Emerge dos autos a seguinte matéria de facto, com relevo para a decisão:
a) O recorrente é professor do quadro de nomeação definitiva do 2º Ciclo do Ensino Básico, pertencendo ao Grupo 07 Trabalhos Manuais da Escola E.B. do 2º e 3º ciclos Prof. Egas Moniz, em Avanca, tendo, em 31.07.91, concluído o Curso de Estudos Superiores Especializados (CESE) em Educação Especial, ministrado pela Escola Superior Jean Piaget, de Arcozelo, reconhecido pela Portaria nº 1154/91 de 7 de Novembro do Ministro da Educação e equivalente ao grau de licenciatura, nos termos do nº 6 do artigo 13º da Lei nº 46/86;
b) Por despacho de 24.06.97, o recorrente, que se encontrava posicionado no 6º escalão, foi reposicionado, ao abrigo do ponto 3, do Despacho nº 806/97 de 29 de Abril;
c) Em 2 de Maio de 2001, a Sra. Secretária de Estado da Administração Educativa exarou sobre a nota nº 305SEAE/CRS/2001, o seguinte despacho, ora impugnado:
“Concordo.
Comunique-se à DREC, nos termos do proposto em 6.

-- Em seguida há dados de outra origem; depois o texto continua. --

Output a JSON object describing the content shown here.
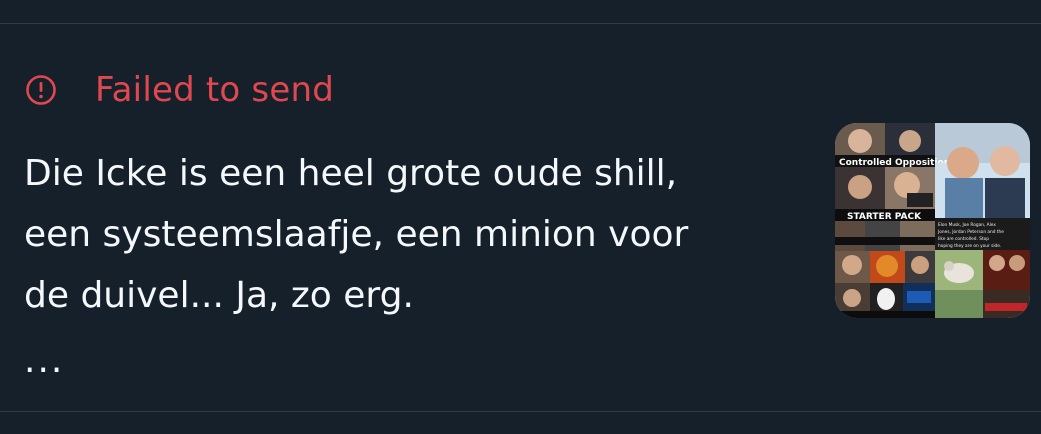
{
  "status": {
    "icon": "alert-circle-icon",
    "text": "Failed to send",
    "color": "#e0484f"
  },
  "tweet": {
    "text": "Die Icke is een heel grote oude shill,\neen systeemslaafje, een minion voor\nde duivel... Ja, zo erg.",
    "more": "..."
  },
  "thumbnail": {
    "title": "Controlled Opposition",
    "banner": "STARTER PACK",
    "caption_small": "Elon Musk, Joe Rogan, Alex Jones, Jordan Peterson and the like are controlled. Stop hoping they are on your side."
  },
  "colors": {
    "background": "#15202b",
    "divider": "#2f3b47",
    "text": "#f5f8fa",
    "error": "#e0484f"
  }
}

Dar conhecimento da presente à DGAE e às restantes DRE”.
d) Segundo o ponto 6 da referida nota informativa, “Em face do que antecede e tendo presente a questão colocada pela DREC, propõe-se que esta entidade seja informada que:
Relativamente aos docentes identificados na informação nº 1873/00/DSRH/PD, não poderão os mesmos aceder ao 10º escalão, uma vez que o acto de certificação dos CESES que frequentaram e que lhes conferiu habilitação equivalente a licenciatura é nulo, nulidade essa que, independentemente do momento em que venha a ser declarada, não produz quaisquer efeitos jurídicos, salvaguardados os decorrentes do despacho do Sr. Secretário de Estado da Administração Educativa, datado de 5.05.2000, no que respeita à manutenção do reposicionamento efectuado até essa data”.
e) O recorrente é um dos docentes identificados na Informação nº 1873/00/DSRH/PD.
x x
3. Direito Aplicável
Nas conclusões das suas alegações, o recorrente invoca, em síntese útil, os seguintes vícios do acto recorrido:
Enquanto interessado, não foi ouvido em audiência prévia, no processo conducente à declaração de nulidade do acto de certificação do CESE (conclusão 2ª);
O despacho recorrido, que determinou que o acto de certificação do CESES é nulo, carece de fundamentação;
Tal acto enferme ainda do vício de violação d lei (artigo 133º CPA) conclusões 2ª e 3ª;
E viola ainda o disposto no art. 13º nº 6 da Lei nº 46/86 (Lei de Bases do Sistema Educativo) conclusão 4ª.
O despacho recorrido violou o nº 3 do artigo 134º do Cód. Proc. Administrativo, uma vez que o recorrente concluiu o Curso de Estudos Superiores Especializados em Educação Especial, em 31.07.91, há cerca de 10 anos, e sempre leccionou, encontrando-se desde 1.10.00 no 8º escalão.
A entidade recorrida reconhece que o recorrente frequentou a Escola Superior de Educação Jean Piaget, em Arcozelo, tendo-lhe sido certificada a habilitação equivalente a licenciatura, ao abrigo do Despacho nº 809/97, de 22 de Maio, que regulamentou o artigo 56º do E.C.D., tendo sido por essa razão reposicionado em escalão superior. Contudo, o acto administrativo em que se consubstanciou essa certificação é nulo, porquanto o docente em causa não possuía as habilitações adequadas à frequência dos CESE, que conduziu a essa certificação.
Vejamos:
Na Informação sobre a qual recaiu o despacho impugnado refere-se que a certificação da habilitação equivalente à licenciatura, aos docentes que frequentaram a Escola Superior de Educação Jean Piaget, em Arcozelo, ao abrigo do Despacho nº 809/97, de 22 de Maio é nula.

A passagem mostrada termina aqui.